同社ではさらに、PI-1000の販売だけでなく、オイル分析・データ分析のコンサルティング業務も実施する。トライボロジー研究開発に長年従事してきた同社技術顧問で東京電機大学教授の松本謙司氏らの知見をもとに、測定データの分析サービスも提供。

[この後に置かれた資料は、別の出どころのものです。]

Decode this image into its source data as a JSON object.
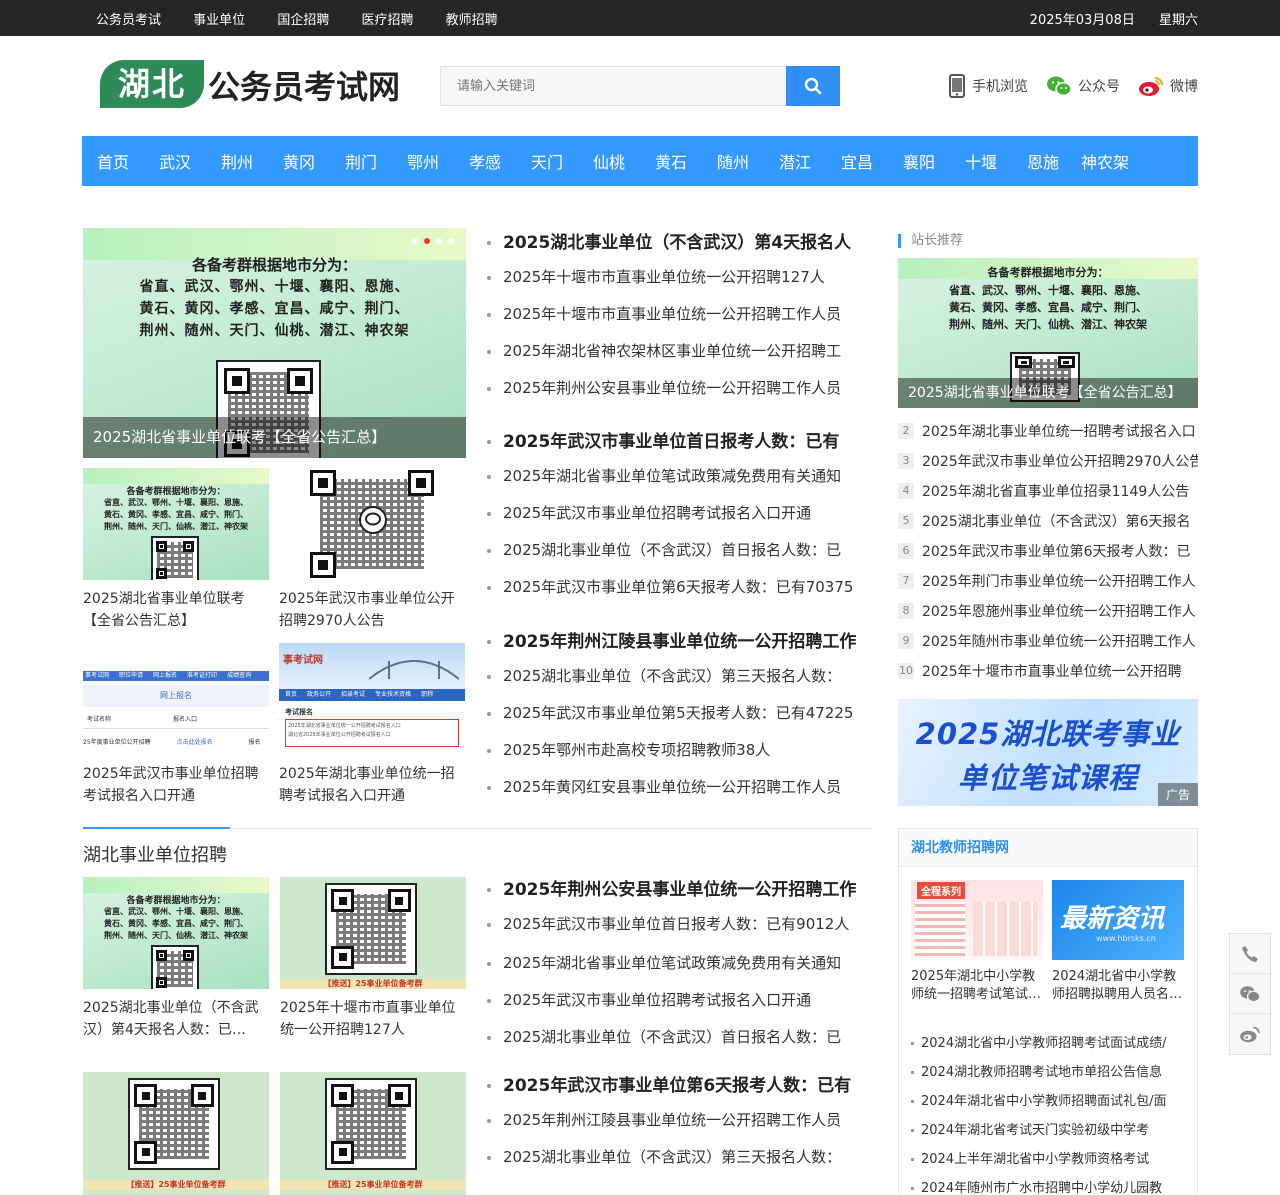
{
  "topbar": {
    "links": [
      "公务员考试",
      "事业单位",
      "国企招聘",
      "医疗招聘",
      "教师招聘"
    ],
    "date": "2025年03月08日",
    "weekday": "星期六"
  },
  "header": {
    "logo_main": "湖北",
    "logo_sub": "公务员考试网",
    "search_placeholder": "请输入关键词",
    "quick": [
      {
        "label": "手机浏览",
        "icon": "phone-icon"
      },
      {
        "label": "公众号",
        "icon": "wechat-icon"
      },
      {
        "label": "微博",
        "icon": "weibo-icon"
      }
    ]
  },
  "nav": [
    "首页",
    "武汉",
    "荆州",
    "黄冈",
    "荆门",
    "鄂州",
    "孝感",
    "天门",
    "仙桃",
    "黄石",
    "随州",
    "潜江",
    "宜昌",
    "襄阳",
    "十堰",
    "恩施",
    "神农架"
  ],
  "poster": {
    "line1": "各备考群根据地市分为：",
    "line2": "省直、武汉、鄂州、十堰、襄阳、恩施、",
    "line3": "黄石、黄冈、孝感、宜昌、咸宁、荆门、",
    "line4": "荆州、随州、天门、仙桃、潜江、神农架"
  },
  "slider": {
    "title": "2025湖北省事业单位联考【全省公告汇总】"
  },
  "thumbs": [
    {
      "caption": "2025湖北省事业单位联考【全省公告汇总】"
    },
    {
      "caption": "2025年武汉市事业单位公开招聘2970人公告"
    },
    {
      "caption": "2025年武汉市事业单位招聘考试报名入口开通"
    },
    {
      "caption": "2025年湖北事业单位统一招聘考试报名入口开通"
    }
  ],
  "screenshot_thumb": {
    "site": "事考试网",
    "tabs": [
      "考试动态",
      "职位申请",
      "网上报名",
      "准考证打印",
      "成绩查询"
    ],
    "online": "网上报名",
    "exam_name": "考试名称",
    "entry": "报名入口",
    "row": "25年度事业单位公开招聘",
    "row_link": "点击此处报名",
    "row_side": "报名",
    "nav2": [
      "首页",
      "政务公开",
      "招录考试",
      "专业技术资格",
      "职称"
    ],
    "reg": "考试报名",
    "reg_lines": [
      "2025年湖北省事业单位统一公开招聘考试报名入口",
      "湖北省2025年事业单位公开招聘考试报名入口"
    ]
  },
  "news_top": [
    {
      "head": "2025湖北事业单位（不含武汉）第4天报名人",
      "items": [
        "2025年十堰市市直事业单位统一公开招聘127人",
        "2025年十堰市市直事业单位统一公开招聘工作人员",
        "2025年湖北省神农架林区事业单位统一公开招聘工",
        "2025年荆州公安县事业单位统一公开招聘工作人员"
      ]
    },
    {
      "head": "2025年武汉市事业单位首日报考人数：已有",
      "items": [
        "2025年湖北省事业单位笔试政策减免费用有关通知",
        "2025年武汉市事业单位招聘考试报名入口开通",
        "2025湖北事业单位（不含武汉）首日报名人数：已",
        "2025年武汉市事业单位第6天报考人数：已有70375"
      ]
    },
    {
      "head": "2025年荆州江陵县事业单位统一公开招聘工作",
      "items": [
        "2025湖北事业单位（不含武汉）第三天报名人数：",
        "2025年武汉市事业单位第5天报考人数：已有47225",
        "2025年鄂州市赴高校专项招聘教师38人",
        "2025年黄冈红安县事业单位统一公开招聘工作人员"
      ]
    }
  ],
  "section": {
    "title": "湖北事业单位招聘"
  },
  "section_thumbs": [
    {
      "caption": "2025湖北事业单位（不含武汉）第4天报名人数：已…"
    },
    {
      "caption": "2025年十堰市市直事业单位统一公开招聘127人"
    },
    {
      "caption": ""
    },
    {
      "caption": ""
    }
  ],
  "qr_banner": "【推送】25事业单位备考群",
  "news_bottom": [
    {
      "head": "2025年荆州公安县事业单位统一公开招聘工作",
      "items": [
        "2025年武汉市事业单位首日报考人数：已有9012人",
        "2025年湖北省事业单位笔试政策减免费用有关通知",
        "2025年武汉市事业单位招聘考试报名入口开通",
        "2025湖北事业单位（不含武汉）首日报名人数：已"
      ]
    },
    {
      "head": "2025年武汉市事业单位第6天报考人数：已有",
      "items": [
        "2025年荆州江陵县事业单位统一公开招聘工作人员",
        "2025湖北事业单位（不含武汉）第三天报名人数："
      ]
    }
  ],
  "sidebar": {
    "recommend_title": "站长推荐",
    "recommend_img_title": "2025湖北省事业单位联考【全省公告汇总】",
    "rank": [
      {
        "n": "2",
        "text": "2025年湖北事业单位统一招聘考试报名入口"
      },
      {
        "n": "3",
        "text": "2025年武汉市事业单位公开招聘2970人公告"
      },
      {
        "n": "4",
        "text": "2025年湖北省直事业单位招录1149人公告"
      },
      {
        "n": "5",
        "text": "2025湖北事业单位（不含武汉）第6天报名"
      },
      {
        "n": "6",
        "text": "2025年武汉市事业单位第6天报考人数：已"
      },
      {
        "n": "7",
        "text": "2025年荆门市事业单位统一公开招聘工作人"
      },
      {
        "n": "8",
        "text": "2025年恩施州事业单位统一公开招聘工作人"
      },
      {
        "n": "9",
        "text": "2025年随州市事业单位统一公开招聘工作人"
      },
      {
        "n": "10",
        "text": "2025年十堰市市直事业单位统一公开招聘"
      }
    ],
    "ad": {
      "line1": "2025湖北联考事业",
      "line2": "单位笔试课程",
      "tag": "广告"
    },
    "teacher": {
      "title": "湖北教师招聘网",
      "pic1_badge": "全程系列",
      "pic2_text": "最新资讯",
      "pic2_url": "www.hbrsks.cn",
      "pics": [
        {
          "caption": "2025年湖北中小学教师统一招聘考试笔试…"
        },
        {
          "caption": "2024湖北省中小学教师招聘拟聘用人员名…"
        }
      ],
      "list": [
        "2024湖北省中小学教师招聘考试面试成绩/",
        "2024湖北教师招聘考试地市单招公告信息",
        "2024年湖北省中小学教师招聘面试礼包/面",
        "2024年湖北省考试天门实验初级中学考",
        "2024上半年湖北省中小学教师资格考试",
        "2024年随州市广水市招聘中小学幼儿园教"
      ]
    }
  }
}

分析結果から導き出した適切な対応の提案(各装置の良好な潤滑状態=適切な粒径に関するアドバイスなど)も行っていく。
阿部氏は、「エンジンベンチ、ミッションベンチをターゲットとしていたが、すでに洋上風力発電装置の潤滑油の監視といったインフラ関連や、鉄道車両用ディーゼルエンジン油の監視など、幅広い産業での引き合いが増えてきている」と言う。
PI-1000の販売価格は390万円(税別)で、同社では2025年に100台の販売を見込むが、木内氏は「当社では、PI-1000を設備に込み込んで設備状態監視に利用してもらうよう提案を進めており、世の中にある産業設備・インフラ設備がほぼすべて対象となる。潜在的な需要は計り知れない」と語っている。